Two general methods for labeling synthetic oligonucleotides have been established. In a first method, referred to herein as the "two-step solution labelling method", a nucleophilic functionality, e.g. a primary aliphatic amine, is introduced at a labelling attachment site on an oligonucleotide, e.g. a 5' terminus. After automated, solid-support synthesis is complete, the oligonucleotide is cleaved from the support and all protecting groups are removed. The nucleophile-oligonucleotide is reacted with an excess of a label reagent containing an electrophilic moiety, e.g. isothiocyanate or activated ester, e.g. N-hydroxysuccinimide (NHS), under homogeneous solution conditions (Hermanson, 1996; Andrus, 1995).

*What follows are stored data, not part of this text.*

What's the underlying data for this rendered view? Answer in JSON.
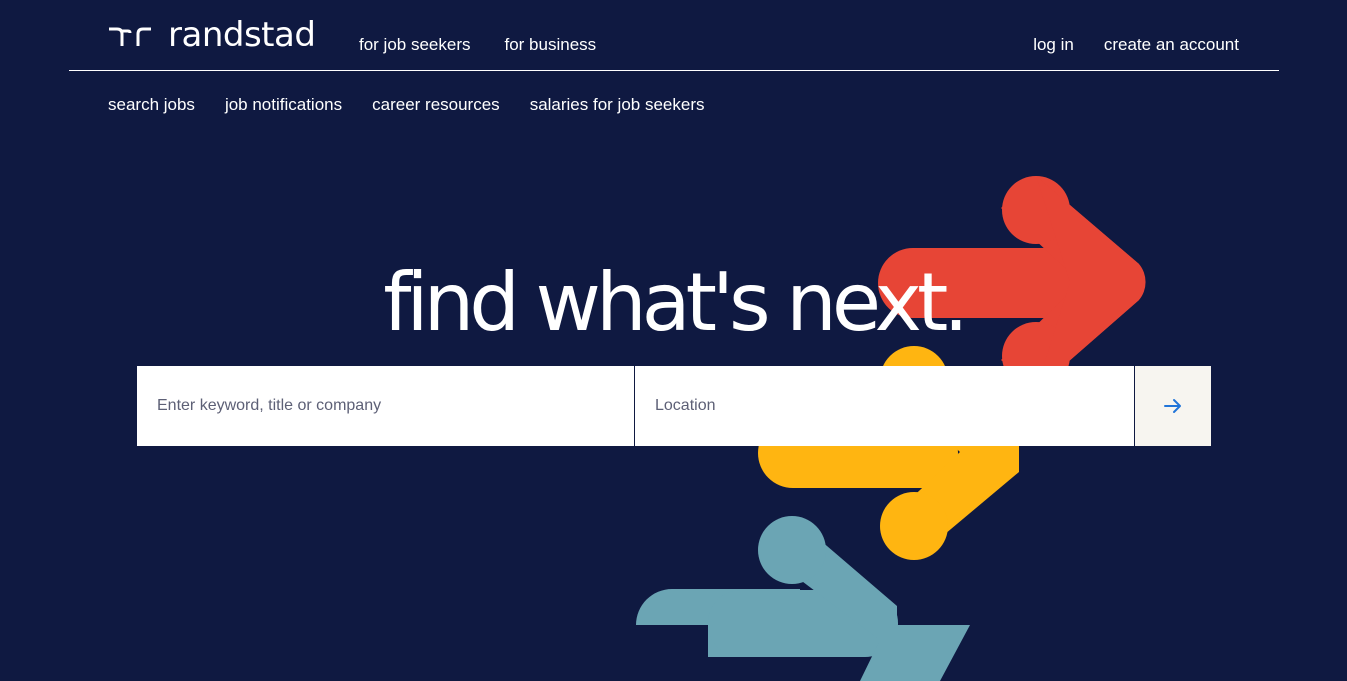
{
  "brand": {
    "name": "randstad"
  },
  "topnav": {
    "items": [
      "for job seekers",
      "for business"
    ]
  },
  "account": {
    "login": "log in",
    "create": "create an account"
  },
  "subnav": {
    "items": [
      "search jobs",
      "job notifications",
      "career resources",
      "salaries for job seekers"
    ]
  },
  "hero": {
    "headline": "find what's next."
  },
  "search": {
    "keyword_placeholder": "Enter keyword, title or company",
    "location_placeholder": "Location",
    "submit_icon": "arrow-right-icon"
  },
  "colors": {
    "background": "#0f1941",
    "arrow_red": "#e74536",
    "arrow_yellow": "#ffb511",
    "arrow_blue": "#6ba5b4",
    "search_button_bg": "#f7f5f0",
    "accent_blue": "#2175d9"
  }
}
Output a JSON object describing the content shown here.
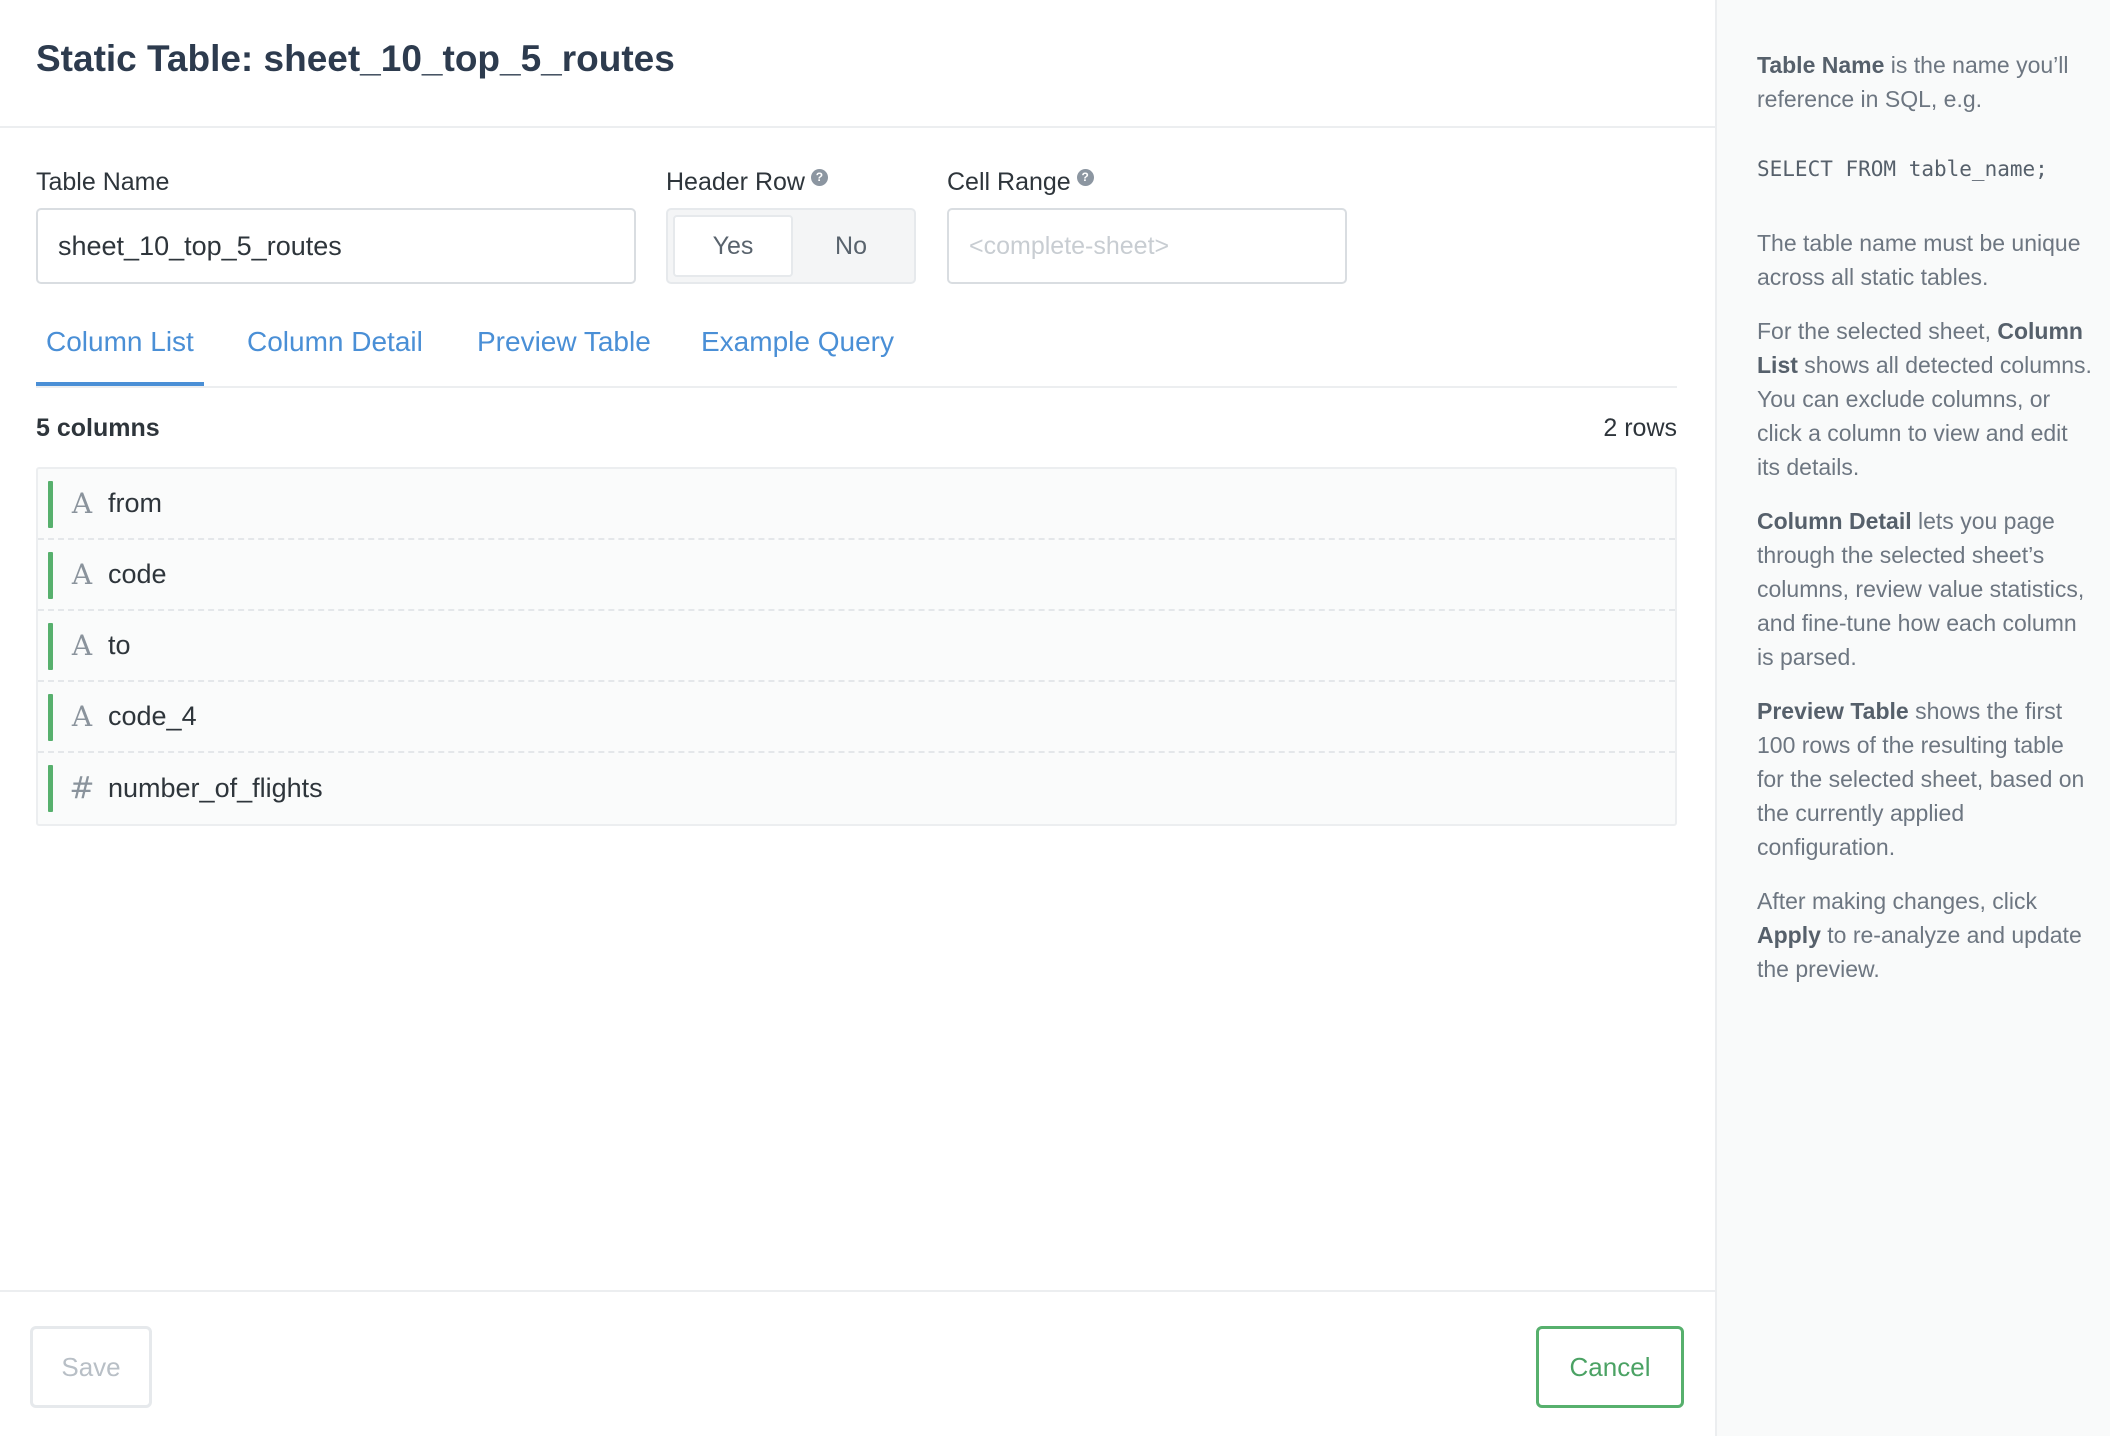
{
  "header": {
    "title": "Static Table: sheet_10_top_5_routes"
  },
  "form": {
    "table_name_label": "Table Name",
    "table_name_value": "sheet_10_top_5_routes",
    "header_row_label": "Header Row",
    "header_row_options": [
      "Yes",
      "No"
    ],
    "header_row_selected": "Yes",
    "cell_range_label": "Cell Range",
    "cell_range_placeholder": "<complete-sheet>",
    "help_glyph": "?"
  },
  "tabs": [
    "Column List",
    "Column Detail",
    "Preview Table",
    "Example Query"
  ],
  "active_tab": "Column List",
  "summary": {
    "columns": "5 columns",
    "rows": "2 rows"
  },
  "columns": [
    {
      "name": "from",
      "type_icon": "A",
      "type": "text-type-icon"
    },
    {
      "name": "code",
      "type_icon": "A",
      "type": "text-type-icon"
    },
    {
      "name": "to",
      "type_icon": "A",
      "type": "text-type-icon"
    },
    {
      "name": "code_4",
      "type_icon": "A",
      "type": "text-type-icon"
    },
    {
      "name": "number_of_flights",
      "type_icon": "#",
      "type": "number-type-icon"
    }
  ],
  "footer": {
    "save_label": "Save",
    "cancel_label": "Cancel"
  },
  "help": {
    "p1_bold": "Table Name",
    "p1_rest": " is the name you’ll reference in SQL, e.g.",
    "code": "SELECT FROM table_name;",
    "p2": "The table name must be unique across all static tables.",
    "p3_lead": "For the selected sheet, ",
    "p3_bold": "Column List",
    "p3_rest": " shows all detected columns. You can exclude columns, or click a column to view and edit its details.",
    "p4_bold": "Column Detail",
    "p4_rest": " lets you page through the selected sheet’s columns, review value statistics, and fine-tune how each column is parsed.",
    "p5_bold": "Preview Table",
    "p5_rest": " shows the first 100 rows of the resulting table for the selected sheet, based on the currently applied configuration.",
    "p6_lead": "After making changes, click ",
    "p6_bold": "Apply",
    "p6_rest": " to re-analyze and update the preview."
  },
  "colors": {
    "accent": "#4a8fd6",
    "success": "#57b06d"
  }
}
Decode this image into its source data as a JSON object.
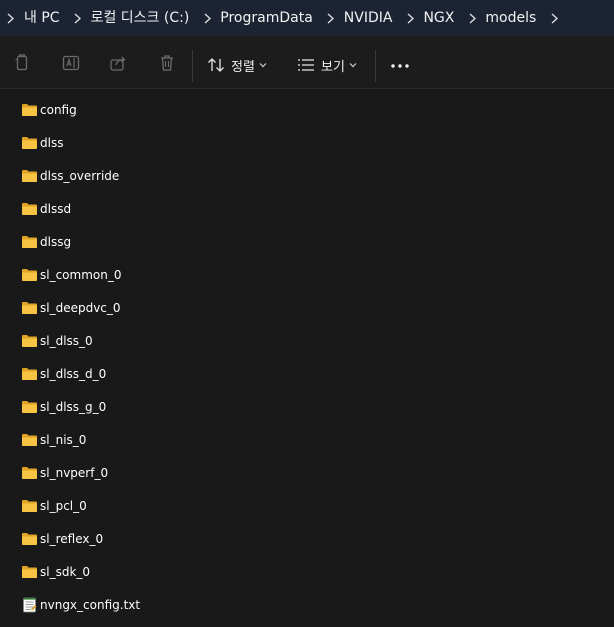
{
  "address_bar": {
    "crumbs": [
      "내 PC",
      "로컬 디스크 (C:)",
      "ProgramData",
      "NVIDIA",
      "NGX",
      "models"
    ]
  },
  "toolbar": {
    "copy_icon": "copy-icon",
    "rename_icon": "rename-icon",
    "share_icon": "share-icon",
    "delete_icon": "delete-icon",
    "sort_label": "정렬",
    "view_label": "보기",
    "more_icon": "more-icon"
  },
  "files": [
    {
      "name": "config",
      "type": "folder"
    },
    {
      "name": "dlss",
      "type": "folder"
    },
    {
      "name": "dlss_override",
      "type": "folder"
    },
    {
      "name": "dlssd",
      "type": "folder"
    },
    {
      "name": "dlssg",
      "type": "folder"
    },
    {
      "name": "sl_common_0",
      "type": "folder"
    },
    {
      "name": "sl_deepdvc_0",
      "type": "folder"
    },
    {
      "name": "sl_dlss_0",
      "type": "folder"
    },
    {
      "name": "sl_dlss_d_0",
      "type": "folder"
    },
    {
      "name": "sl_dlss_g_0",
      "type": "folder"
    },
    {
      "name": "sl_nis_0",
      "type": "folder"
    },
    {
      "name": "sl_nvperf_0",
      "type": "folder"
    },
    {
      "name": "sl_pcl_0",
      "type": "folder"
    },
    {
      "name": "sl_reflex_0",
      "type": "folder"
    },
    {
      "name": "sl_sdk_0",
      "type": "folder"
    },
    {
      "name": "nvngx_config.txt",
      "type": "text-file"
    }
  ],
  "colors": {
    "address_bar_bg": "#1c2333",
    "window_bg": "#191919",
    "folder": "#f6c343",
    "folder_back": "#e0a524"
  }
}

In a second alternative method, referred to herein as the "direct labeling method", a label is directly incorporated into the oligonucleotide during or prior to synthesis (Mullah, 1998; Nelson, 1992). The direct labelling method is preferred because it (i) does not require a post-synthesis reaction step, thereby simplifying the synthesis of labelled polynucleotides; and (ii) avoids the problems associated with the low reaction yield (&lt;60%) typically encountered with the two-step solution labelling method, namely: (a) purification of the labeled oligonucleotide from excess label; (b) purification of the labeled oligonucleotide from unlabeled oligonucleotide; (c) high costs due to the low product yield and laborious analytical and purification procedures, and; (d) irreversible capping of the nucleophilic functionality during synthesis.
Certain fluorescent dyes and other labels have been finctionalized as phosphoramidite reagents for 5' labelling (Theisen, 1992). However, some labels, e.g., digoxigenin, rhodamine dyes, and cyanine dyes, are too unstable to survive the harsh conditions and reagents used in reagent preparation and oligonucleotide synthesis, cleavage and deprotection. Thus, whenever such labels are used in current solid phase synthesis protocols, they must be attached using the less preferred two-step solution labelling method.
Therefore it is desirable to provide methods and reagents to label oligonucleotides and analogs directly on a solid-support upon which they are synthesized, under conditions which are rapid, economical, and compatible with chemically-labile functionality.